MISTERIO DE DIOS
”Tanto amó Dios al mundo que entregó a su Hijo único.”
Celebramos este domingo la fiesta de la Santísima Trinidad. Algunos entenderán este día como una exaltación de la teología y tratarán de explicar lo inexplicable adentrándose en categorías filosóficas que nos ayuden a razonar este misterio. La mayoría se sentirán apabullados y aburridos y pensarán que esta es una fiesta para los sabios y entendidos, y se les habrá escapado el domingo.
En la última parte del siglo pasado una generación entera ha abandonado la Iglesia.
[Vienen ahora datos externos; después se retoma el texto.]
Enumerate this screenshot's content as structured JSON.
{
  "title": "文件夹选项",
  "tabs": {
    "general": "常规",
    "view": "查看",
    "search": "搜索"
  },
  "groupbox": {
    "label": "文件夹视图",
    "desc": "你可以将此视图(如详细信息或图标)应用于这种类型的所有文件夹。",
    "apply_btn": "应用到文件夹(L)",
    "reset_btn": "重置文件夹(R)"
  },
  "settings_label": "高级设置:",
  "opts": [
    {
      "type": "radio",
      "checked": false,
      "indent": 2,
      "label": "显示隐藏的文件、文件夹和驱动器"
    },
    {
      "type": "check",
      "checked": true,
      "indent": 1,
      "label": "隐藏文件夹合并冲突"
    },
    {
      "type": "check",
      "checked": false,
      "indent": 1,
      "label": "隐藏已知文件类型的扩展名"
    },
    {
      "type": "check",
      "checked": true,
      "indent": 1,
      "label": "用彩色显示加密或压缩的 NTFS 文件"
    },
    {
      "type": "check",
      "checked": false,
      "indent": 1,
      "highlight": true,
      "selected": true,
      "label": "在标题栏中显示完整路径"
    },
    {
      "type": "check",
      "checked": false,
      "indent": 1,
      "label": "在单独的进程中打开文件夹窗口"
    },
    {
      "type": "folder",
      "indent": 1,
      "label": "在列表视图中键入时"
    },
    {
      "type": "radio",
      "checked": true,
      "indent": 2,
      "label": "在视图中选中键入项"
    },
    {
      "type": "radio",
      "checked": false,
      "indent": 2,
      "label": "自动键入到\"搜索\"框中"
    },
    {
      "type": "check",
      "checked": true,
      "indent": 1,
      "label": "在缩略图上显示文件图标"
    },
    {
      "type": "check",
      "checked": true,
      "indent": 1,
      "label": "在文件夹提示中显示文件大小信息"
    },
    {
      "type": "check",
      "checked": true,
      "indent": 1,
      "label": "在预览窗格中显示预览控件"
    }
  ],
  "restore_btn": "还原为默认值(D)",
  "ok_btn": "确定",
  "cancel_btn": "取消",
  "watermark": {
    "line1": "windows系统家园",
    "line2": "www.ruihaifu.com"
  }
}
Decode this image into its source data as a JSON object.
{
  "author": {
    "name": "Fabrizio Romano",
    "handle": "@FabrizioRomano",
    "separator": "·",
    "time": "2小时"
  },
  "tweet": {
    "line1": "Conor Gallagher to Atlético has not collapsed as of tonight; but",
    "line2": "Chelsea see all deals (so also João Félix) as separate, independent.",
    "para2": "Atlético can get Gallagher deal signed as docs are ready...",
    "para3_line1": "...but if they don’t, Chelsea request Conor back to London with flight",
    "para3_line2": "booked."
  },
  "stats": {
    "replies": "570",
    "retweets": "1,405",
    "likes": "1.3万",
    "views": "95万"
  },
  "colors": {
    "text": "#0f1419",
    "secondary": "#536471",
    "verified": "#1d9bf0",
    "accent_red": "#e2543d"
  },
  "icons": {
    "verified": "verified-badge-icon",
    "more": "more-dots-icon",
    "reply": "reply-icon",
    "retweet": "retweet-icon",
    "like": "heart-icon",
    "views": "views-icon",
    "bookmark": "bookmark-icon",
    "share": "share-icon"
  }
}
Me da la impresión de que se ha presentado durante mucho tiempo un Dios tremendamente moralista y represor que ha llevado a muchos cristianos a un proceso de descristianización. No vale la pena estar bajo la mano de un Dios así, han pensado muchos. El Dios que siempre nos deja libres, paterno, generoso, lleno de misericordia,... estaba escondido en las ansias de quienes querían rizar el rizo de las perfecciones humanas.
Tenemos necesidad de recordar siempre que Dios es padre, su omnipotencia no es arbitraria sino providencia. Él no crea nada de forma fría y distante sino que engendra vida y vida de hijos. Dios ama la vida y ninguno de nosotros es un error. Dios te quiere profundamente, no se ha equivocado contigo. Y tenemos necesidad de mirar a nuestro Señor Jesucristo que es un esposo enamorado que lo deja todo por ti. Que te ama incluso cuando tú lo estás clavando a la cruz. Esta intuición auténtica del Padre y del Hijo es la obra del Espíritu Santo en nosotros.
La Iglesia puede proclamar hoy la Santísima Trinidad porque ha tenido una experiencia profunda de Dios. No es un conocimiento intelectual ni una deducción filosófica. No, en absoluto. Es una experiencia que el Espíritu Santo sella en todos nosotros. Es el misterio enorme del amor de Dios.
¿Entonces? La respuesta es bien simple: ahora toca vivir la vida de Dios, o lo que es lo mismo, ahora toca amar. Sí, amar a Dios y amar al otro. Amar a Dios amando al otro. Amar al otro amando a Dios. Misterio insondable al que hemos sido llevados por la gracia del Espíritu que hemos recibido y sin el cual nada es posible. Porque en poder amar se juega la felicidad de nuestra vida, que no ha venido el Señor a condenarnos sino a que el mundo se salve por Él.